Bichi echoed these sentiments, highlighting the disproportionate impact of recurrent expenditures.
 “Most recurrent expenditure items, which have achieved near 100% implementation, directly benefit only about 10% of the population. In contrast, capital projects in healthcare, education, infrastructure, and energy directly benefit the majority of over 200 million Nigerians,” he said.
The finance minister, Edun, acknowledged the backlog of capital releases awaiting funding but cautioned against reverting to unsustainable spending practices, referencing recent fiscal crises in France and Germany as cautionary tales.
The Minister of Budget and National Planning, Atiku Bagudu, attributed the high recurrent expenditures to Nigeria’s developmental challenges and legacy issues, such as insecurity, which continue to strain resources.

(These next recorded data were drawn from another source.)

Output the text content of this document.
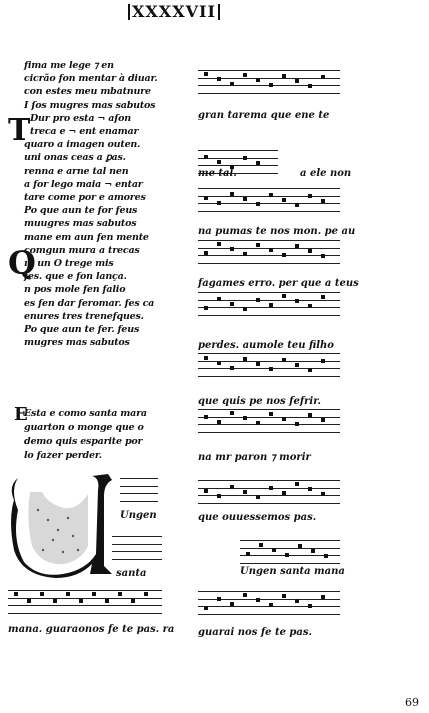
XXXXVII
fima me lege ⁊ en
cicrão fon mentar à diuar.
con estes meu mbatnure
I ſos mugres mas sabutos
Dur pro esta ¬ aſon
treca e ¬ ent enamar
quaro a imagen outen.
uni onas ceas a ꝑas.
renna e arne tal nen
a for lego maia ¬ entar
tare come por e amores
Po que aun te for feus
muugres mas sabutos
mane em aun fen mente
comgun mura a trecas
ın un O trege mis
fes. que e fon lança.
n pos mole fen falio
es fen dar feromar. fes ca
enures tres trenefques.
Po que aun te fer. feus
mugres mas sabutos
Esta e como santa mara
guarton o monge que o
demo quis esparite por
lo fazer perder.
T
Q
E
Ungen
santa
mana. guaraonos fe te pas. ra
gran tarema que ene te
me tal.
na pumas te nos mon. pe au
fagames erro. per que a teus
perdes. aumole teu filho
que quis pe nos fefrir.
na mr paron ⁊ morir
que ouuessemos pas.
Ungen santa mana
guarai nos fe te pas.
a ele non
69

Bagudu noted that insecurity has adversely affected agriculture and other economic activities, compounding budgetary pressures.
Director General of the Budget Office, Tanimu Yakubu, cited unpaid pensions and gratuities inherited by President Tinubu’s administration as significant contributors to recurrent costs.
While he noted progress in addressing pension liabilities, he suggested that the National Assembly might need to legislate limits on recurrent expenditures in future budgets.
The meeting, attended by the Minister of State for Finance, Doris Uzoka-Anite, and permanent secretaries from the Ministries of Finance and Budget and National Planning, also addressed concerns over tax waivers and holidays.
Participants warned that these policies could further deplete government revenues if not carefully managed.